As seen in T188085, some pybal messages are being omitted on the systemd journal on certain conditions. For example:
$ sudo journalctl -u pybal --since=yesterday | grep bgp Feb 22 09:04:17 lvs1006 pybal[15389]: [bgp] INFO: State is now: IDLE Feb 22 09:06:28 lvs1006 pybal[24481]: [bgp] INFO: State is now: IDLE Feb 22 09:06:30 lvs1006 pybal[26025]: [bgp] INFO: (Re)connect to 208.80.154.197 Feb 22 09:06:30 lvs1006 pybal[26025]: [bgp] INFO: State is now: CONNECT Feb 22 09:06:30 lvs1006 pybal[26025]: [bgp] INFO: State is now: CONNECT Feb 22 09:06:30 lvs1006 pybal[26025]: [bgp] INFO: State is now: OPENSENT Feb 22 09:13:12 lvs1006 pybal[26025]: [bgp] INFO: State is now: IDLE
VS
vgutierrez@lvs1006:~$ zgrep bgp /var/log/pybal.log.15.gz Feb 22 09:06:28 lvs1006 pybal[24481]: [bgp] INFO: State is now: IDLE Feb 22 09:06:30 lvs1006 pybal[26025]: [bgp] INFO: (Re)connect to 208.80.154.197 Feb 22 09:06:30 lvs1006 pybal[26025]: [bgp] INFO: State is now: CONNECT Feb 22 09:06:30 lvs1006 pybal[26025]: [bgp] INFO: State is now: CONNECT Feb 22 09:06:30 lvs1006 pybal[26025]: [bgp] INFO: State is now: OPENSENT Feb 22 09:06:30 lvs1006 pybal[26025]: [bgp] INFO: OPEN: version: 4 ASN: 14907 hold time: 30 id: 3494943429 Feb 22 09:06:30 lvs1006 pybal[26025]: [bgp] INFO: Hold time: 30 Keepalive time: 10 Feb 22 09:06:30 lvs1006 pybal[26025]: [bgp] INFO: State is now: OPENCONFIRM Feb 22 09:06:30 lvs1006 pybal[26025]: [bgp] INFO: State is now: ESTABLISHED
As @MoritzMuehlenhoff pointed out, this behaviour can be related to systemd journal rate limiting.

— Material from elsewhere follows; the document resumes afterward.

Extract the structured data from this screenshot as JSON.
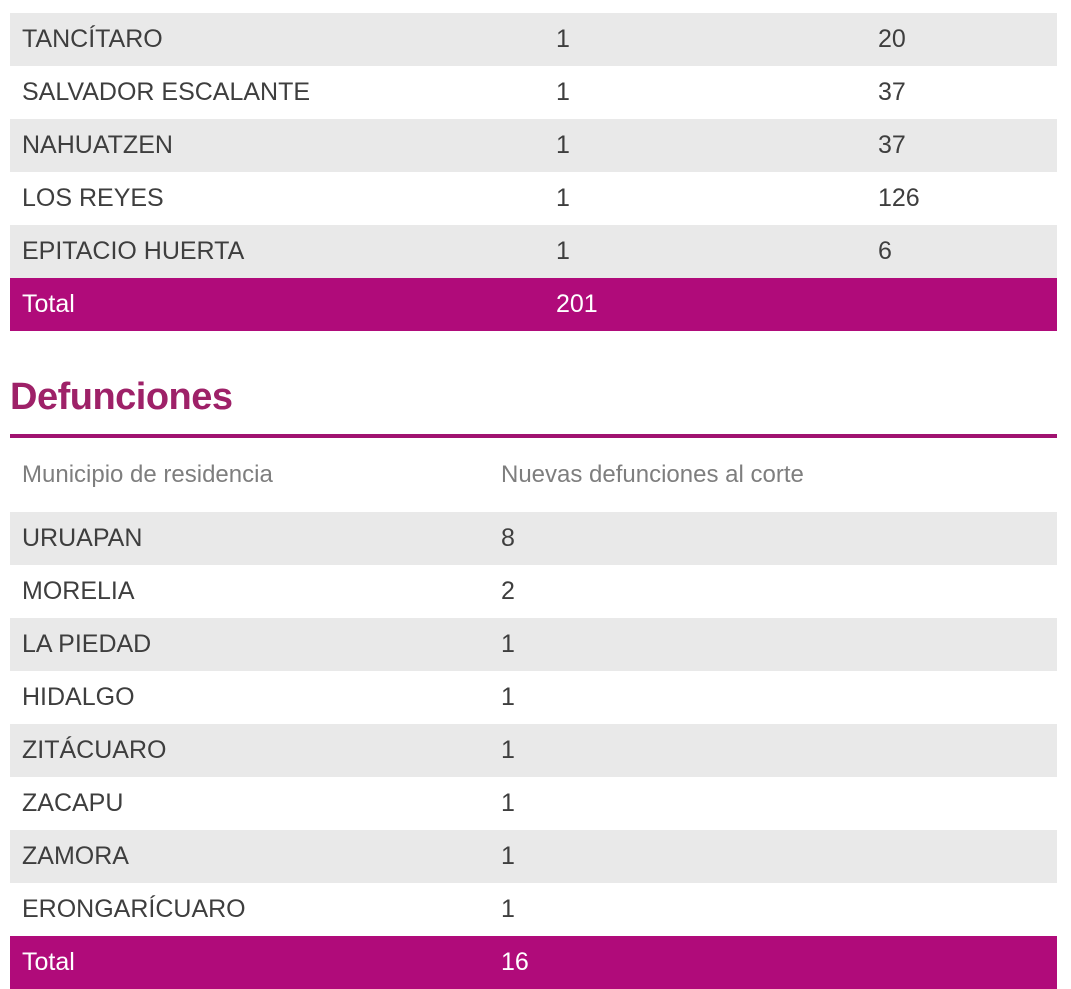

PyBal doesn't configure rate limiting at all and lvs1006 is running with the default values:
[Journal] #Storage=auto #Compress=yes #Seal=yes #SplitMode=uid #SyncIntervalSec=5m #RateLimitInterval=30s #RateLimitBurst=1000
And from 09:06:28 to 09:06:32 (6 seconds) 854 messages were logged.
We need to set a proper rate limiting policy for pybal to avoid this kind of issue.